Some 20,000 farmers retire every year --mainly in France's Auvergne, Dordogne , and Correze provinces, where similar conditions exist. As they retire their land is either abandoned or taken over by younger farmers seeking to increase their holdings.
Although the French government has introduced measures to encourage the young to stay on the land by offering attractive financial incentives with higher premiums for mountainous areas where life can be extremely lonely, the "desertification" of the country's rural interior remains a serious problem.
What has happened to Prades is very much the same as what this reporter saw while driving south along country roads through villages and towns that dot this verdant region replete in its 14th-century chateaux, clean air, and trout-filled streams.
"The young have gone.There is nothing to keep them," a shopkeeper told me as I stopped off in Cosme-d'Allier, a small town of 2,400 north of Prades. "The countryside is crumbling. The large farms need few hands and the towns have no work."
In 1954, roughly 242,000 men and women, many of them using antiquated 19 th-century agricultural methods on small 20- to 30-acre holdings, still worked the land in the Auvergne, one of France's poorest regions. In 1975, there were only 91,000. By 1982, officials expect the figure to drop to 65,000.
"Life here is hard. Much too hard," said Denise Plantin, a stocky Prades farmwoman wearing a shapeless red woolen cap and dressed in a dark blue smock. Mme. Plantin keeps an impeccably clean farmstead. Well-kept rabbit hutches line the courtyard and the family's dozen cows are stabled in a barn attached to the house.
The Plantins have put much time and heavy financial investment into the modernization of their small farm. They bought two tractors, a milking machine, and an automatic dung extractor. But their efforts may have been in vain. Neither of their two sons wants to continue in agriculture.The Plantins, in their 50s, wonder what will happen when their sons leave for good.
"It is too expensive to hire outside help," Mme. Plantin says. "We'll have to stop in five or 10 years when Roger [her husband] retires."
Even in the more prosperous parts of the northern Auvergne, such as the Bourbonais, the population is rapidly dwindling as the young migrate to the cities hunting for jobs that they will not necessarily find.
Apart from seeking to introduce small job-producing industries to the provinces, the authorities are trying to encourage tourism as a source of income to go hand-in-hand with agriculture. Some farmers augment their incomes by renting rooms and campsites to vacationers taking advantage of the Auvergne's forested mountains and quiet countryside.

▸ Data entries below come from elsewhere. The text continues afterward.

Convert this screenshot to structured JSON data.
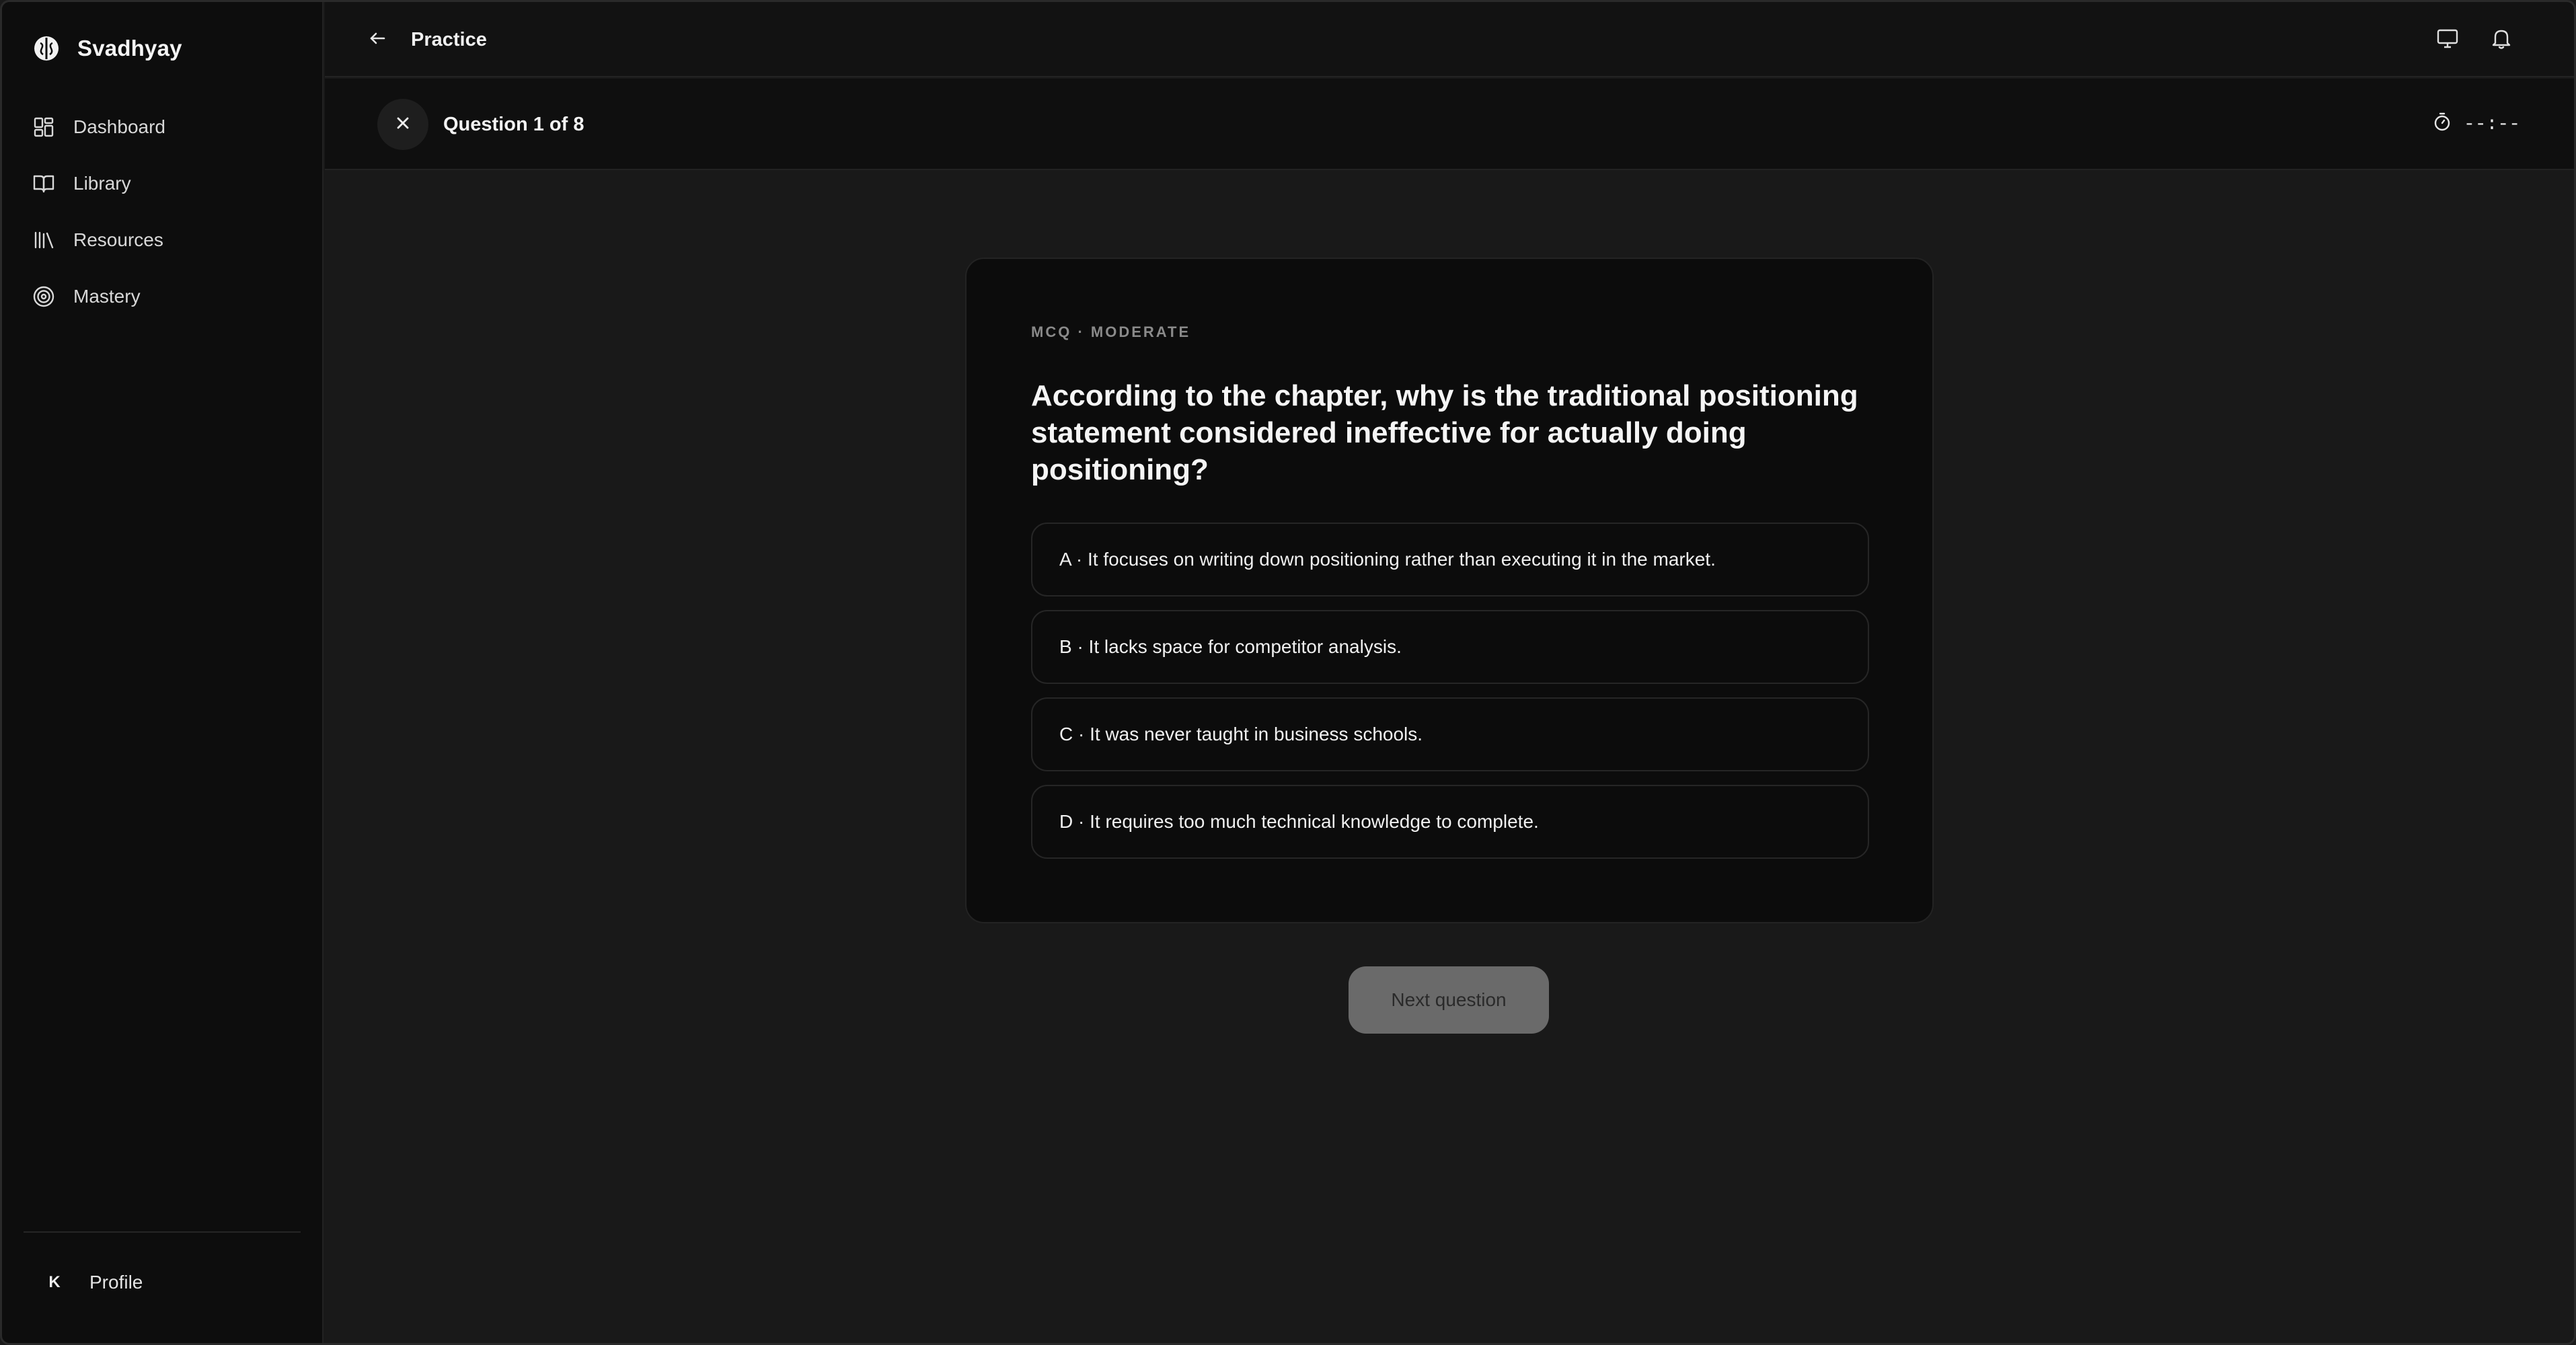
{
  "app": {
    "name": "Svadhyay"
  },
  "sidebar": {
    "items": [
      {
        "label": "Dashboard",
        "icon": "dashboard-grid-icon"
      },
      {
        "label": "Library",
        "icon": "open-book-icon"
      },
      {
        "label": "Resources",
        "icon": "books-shelf-icon"
      },
      {
        "label": "Mastery",
        "icon": "target-icon"
      }
    ],
    "profile": {
      "initial": "K",
      "label": "Profile"
    }
  },
  "header": {
    "title": "Practice",
    "icons": [
      "monitor-icon",
      "bell-icon"
    ]
  },
  "subheader": {
    "question_count": "Question 1 of 8",
    "timer": "--:--"
  },
  "question": {
    "meta": "MCQ · MODERATE",
    "text": "According to the chapter, why is the traditional positioning statement considered ineffective for actually doing positioning?",
    "options": [
      "A · It focuses on writing down positioning rather than executing it in the market.",
      "B · It lacks space for competitor analysis.",
      "C · It was never taught in business schools.",
      "D · It requires too much technical knowledge to complete."
    ]
  },
  "actions": {
    "next_label": "Next question"
  }
}
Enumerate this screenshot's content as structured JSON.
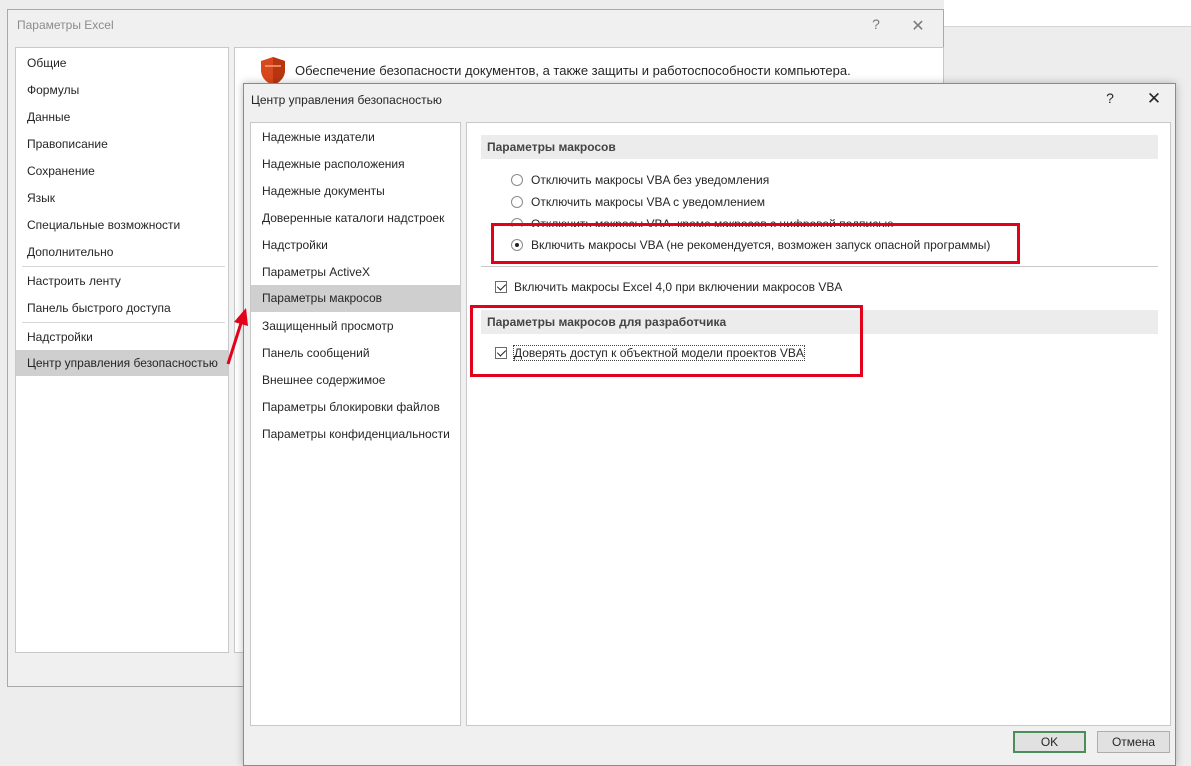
{
  "back_window": {
    "title": "Параметры Excel",
    "help": "?",
    "close": "✕",
    "nav_items": [
      "Общие",
      "Формулы",
      "Данные",
      "Правописание",
      "Сохранение",
      "Язык",
      "Специальные возможности",
      "Дополнительно",
      "Настроить ленту",
      "Панель быстрого доступа",
      "Надстройки",
      "Центр управления безопасностью"
    ],
    "selected_nav": "Центр управления безопасностью",
    "main_text": "Обеспечение безопасности документов, а также защиты и работоспособности компьютера.",
    "main_icon": "shield-icon"
  },
  "front_window": {
    "title": "Центр управления безопасностью",
    "help": "?",
    "close": "✕",
    "nav_items": [
      "Надежные издатели",
      "Надежные расположения",
      "Надежные документы",
      "Доверенные каталоги надстроек",
      "Надстройки",
      "Параметры ActiveX",
      "Параметры макросов",
      "Защищенный просмотр",
      "Панель сообщений",
      "Внешнее содержимое",
      "Параметры блокировки файлов",
      "Параметры конфиденциальности"
    ],
    "selected_nav": "Параметры макросов",
    "macro_settings": {
      "header": "Параметры макросов",
      "options": [
        {
          "label": "Отключить макросы VBA без уведомления",
          "checked": false
        },
        {
          "label": "Отключить макросы VBA с уведомлением",
          "checked": false
        },
        {
          "label": "Отключить макросы VBA, кроме макросов с цифровой подписью",
          "checked": false
        },
        {
          "label": "Включить макросы VBA (не рекомендуется, возможен запуск опасной программы)",
          "checked": true
        }
      ],
      "excel4_checkbox": {
        "label": "Включить макросы Excel 4,0 при включении макросов VBA",
        "checked": true
      }
    },
    "developer_settings": {
      "header": "Параметры макросов для разработчика",
      "trust_vba_checkbox": {
        "label": "Доверять доступ к объектной модели проектов VBA",
        "checked": true
      }
    },
    "buttons": {
      "ok": "OK",
      "cancel": "Отмена"
    }
  },
  "colors": {
    "annotation_red": "#e3001b",
    "selected_bg": "#cfcfcf",
    "shield_orange": "#d9481c"
  }
}
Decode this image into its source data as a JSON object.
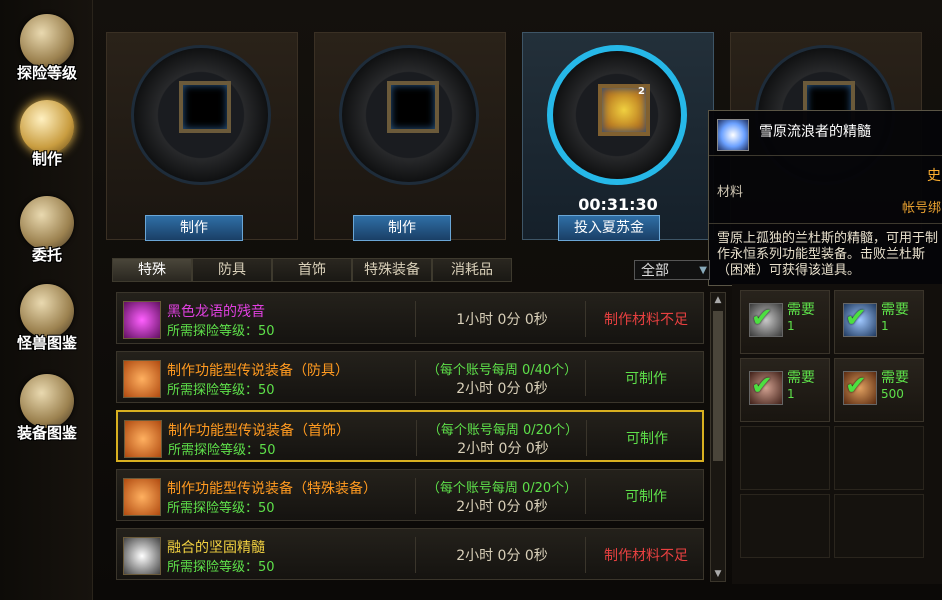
{
  "nav": {
    "items": [
      {
        "label": "探险等级",
        "icon": "map-scroll-icon"
      },
      {
        "label": "制作",
        "icon": "anvil-icon"
      },
      {
        "label": "委托",
        "icon": "envelope-icon"
      },
      {
        "label": "怪兽图鉴",
        "icon": "monster-book-icon"
      },
      {
        "label": "装备图鉴",
        "icon": "armor-book-icon"
      }
    ],
    "selected": 1
  },
  "slots": [
    {
      "button": "制作",
      "state": "empty"
    },
    {
      "button": "制作",
      "state": "empty"
    },
    {
      "button": "投入夏苏金",
      "state": "crafting",
      "timer": "00:31:30",
      "item_count": "2"
    },
    {
      "button": "",
      "state": "empty"
    }
  ],
  "tooltip": {
    "title": "雪原流浪者的精髓",
    "rarity": "史",
    "type": "材料",
    "bind": "帐号绑",
    "desc": "雪原上孤独的兰杜斯的精髓，可用于制作永恒系列功能型装备。击败兰杜斯（困难）可获得该道具。"
  },
  "tabs": [
    "特殊",
    "防具",
    "首饰",
    "特殊装备",
    "消耗品"
  ],
  "selected_tab": 0,
  "filter": "全部",
  "recipes": [
    {
      "name": "黑色龙语的残音",
      "name_color": "#e040e0",
      "level_label": "所需探险等级：",
      "level": "50",
      "limit": "",
      "time": "1小时 0分 0秒",
      "status": "制作材料不足",
      "status_color": "#e84040"
    },
    {
      "name": "制作功能型传说装备（防具）",
      "name_color": "#ff9a20",
      "level_label": "所需探险等级：",
      "level": "50",
      "limit": "（每个账号每周 0/40个）",
      "time": "2小时 0分 0秒",
      "status": "可制作",
      "status_color": "#5ee04a"
    },
    {
      "name": "制作功能型传说装备（首饰）",
      "name_color": "#ff9a20",
      "level_label": "所需探险等级：",
      "level": "50",
      "limit": "（每个账号每周 0/20个）",
      "time": "2小时 0分 0秒",
      "status": "可制作",
      "status_color": "#5ee04a"
    },
    {
      "name": "制作功能型传说装备（特殊装备）",
      "name_color": "#ff9a20",
      "level_label": "所需探险等级：",
      "level": "50",
      "limit": "（每个账号每周 0/20个）",
      "time": "2小时 0分 0秒",
      "status": "可制作",
      "status_color": "#5ee04a"
    },
    {
      "name": "融合的坚固精髓",
      "name_color": "#f0d040",
      "level_label": "所需探险等级：",
      "level": "50",
      "limit": "",
      "time": "2小时 0分 0秒",
      "status": "制作材料不足",
      "status_color": "#e84040"
    }
  ],
  "selected_recipe": 2,
  "materials": [
    {
      "req": "需要",
      "num": "1"
    },
    {
      "req": "需要",
      "num": "1"
    },
    {
      "req": "需要",
      "num": "1"
    },
    {
      "req": "需要",
      "num": "500"
    }
  ]
}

With the presidential elections ahead, both the rural and urban inhabitants of the traditionally patriotic but left-leaning Auvergne are determined to make their voices heard.But as with other parts of France, there is a general ennui with the lack of new faces among the candidates. Although many farmers profess themselves to be of the left and would vote Socialist if someone other than Franois Mitterrand were at the helm, Jacques Chirac, former prime minister and mayor of Paris, appears to be their choice.
"He is the only one who has ever done anything for us in the past," said one farmer. "He is also the only one who might do something in the future, although we aren't expecting much to change.